Re: [HMM v17 00/14] HMM (Heterogeneous Memory Management) v17

From: John Hubbard
Date: Wed Feb 22 2017 - 18:59:15 EST


On 02/22/2017 12:27 AM, Balbir Singh wrote:
On Wed, Feb 22, 2017 at 7:16 PM, Andrew Morton
<akpm@xxxxxxxxxxxxxxxxxxxx> wrote:
On Wed, 22 Feb 2017 18:19:15 +1100 Balbir Singh <bsingharora@xxxxxxxxx> wrote:

Andrew, do we expect to get this in 4.11/4.12? Just curious.


I'll be taking a serious look after -rc1.

The lack of reviewed-by, acked-by and tested-by is a concern. It's
rather odd for a patchset in the 17th revision! What's up with that?

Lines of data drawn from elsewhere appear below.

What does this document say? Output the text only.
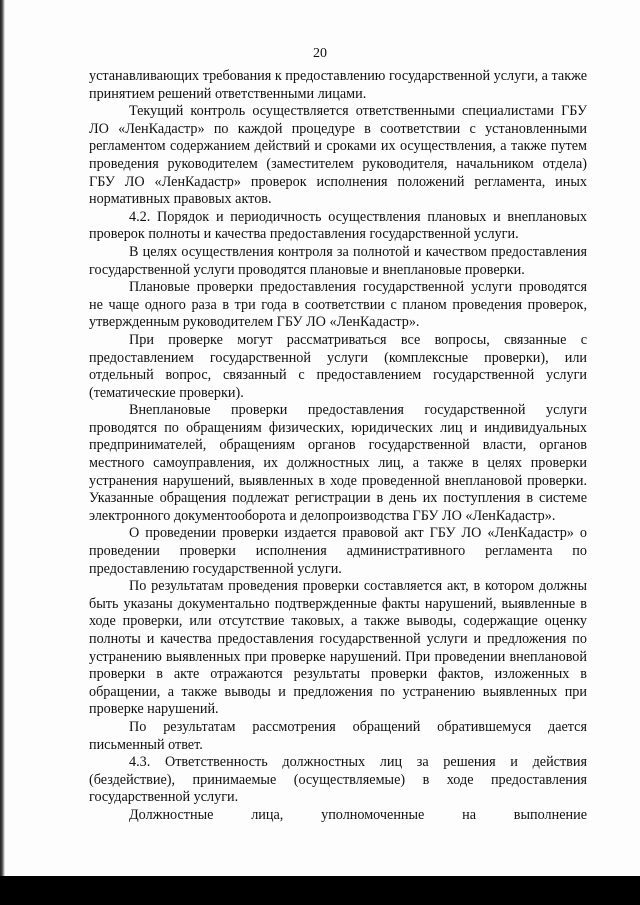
20

устанавливающих требования к предоставлению государственной услуги, а также принятием решений ответственными лицами.

Текущий контроль осуществляется ответственными специалистами ГБУ ЛО «ЛенКадастр» по каждой процедуре в соответствии с установленными регламентом содержанием действий и сроками их осуществления, а также путем проведения руководителем (заместителем руководителя, начальником отдела) ГБУ ЛО «ЛенКадастр» проверок исполнения положений регламента, иных нормативных правовых актов.

4.2. Порядок и периодичность осуществления плановых и внеплановых проверок полноты и качества предоставления государственной услуги.

В целях осуществления контроля за полнотой и качеством предоставления государственной услуги проводятся плановые и внеплановые проверки.

Плановые проверки предоставления государственной услуги проводятся не чаще одного раза в три года в соответствии с планом проведения проверок, утвержденным руководителем ГБУ ЛО «ЛенКадастр».

При проверке могут рассматриваться все вопросы, связанные с предоставлением государственной услуги (комплексные проверки), или отдельный вопрос, связанный с предоставлением государственной услуги (тематические проверки).

Внеплановые проверки предоставления государственной услуги проводятся по обращениям физических, юридических лиц и индивидуальных предпринимателей, обращениям органов государственной власти, органов местного самоуправления, их должностных лиц, а также в целях проверки устранения нарушений, выявленных в ходе проведенной внеплановой проверки. Указанные обращения подлежат регистрации в день их поступления в системе электронного документооборота и делопроизводства ГБУ ЛО «ЛенКадастр».

О проведении проверки издается правовой акт ГБУ ЛО «ЛенКадастр» о проведении проверки исполнения административного регламента по предоставлению государственной услуги.

По результатам проведения проверки составляется акт, в котором должны быть указаны документально подтвержденные факты нарушений, выявленные в ходе проверки, или отсутствие таковых, а также выводы, содержащие оценку полноты и качества предоставления государственной услуги и предложения по устранению выявленных при проверке нарушений. При проведении внеплановой проверки в акте отражаются результаты проверки фактов, изложенных в обращении, а также выводы и предложения по устранению выявленных при проверке нарушений.

По результатам рассмотрения обращений обратившемуся дается письменный ответ.

4.3. Ответственность должностных лиц за решения и действия (бездействие), принимаемые (осуществляемые) в ходе предоставления государственной услуги.

Должностные лица, уполномоченные на выполнение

Have you reviewed or tested the patches?

I reviewed v14/15 of the patches. Aneesh reviewed some versions as
well. I know a few people who tested a small subset of the patches,
I'll get them to report back as well. I think John Hubbard has been
testing iterations as well. CC'ing other interested people as well

Balbir


Yes, Evgeny Baskakov and I have been testing each of the posted versions. We are using both migration and mirroring, and have a small set of multi-threaded and multi-device tests. I've been procastinating about writing up a summary of the test results, partly because the patchset is still changing (bug fixes, new features, API changes) and so we keep resetting our testing.

We (ahem, actually Evgeny has done most of the work) have been debugging and proposing fixes directly to Jerome, and that email traffic with Jerome has not been CC-ing this list, so things have looked a little quieter than they really were.

Anyway, a very rudimentary testing report:

1. What we are testing: Our latest testing (in the last few weeks) has been against Jerome's repo, here:
git://people.freedesktop.org/~glisse/linux (branch: hmm-next)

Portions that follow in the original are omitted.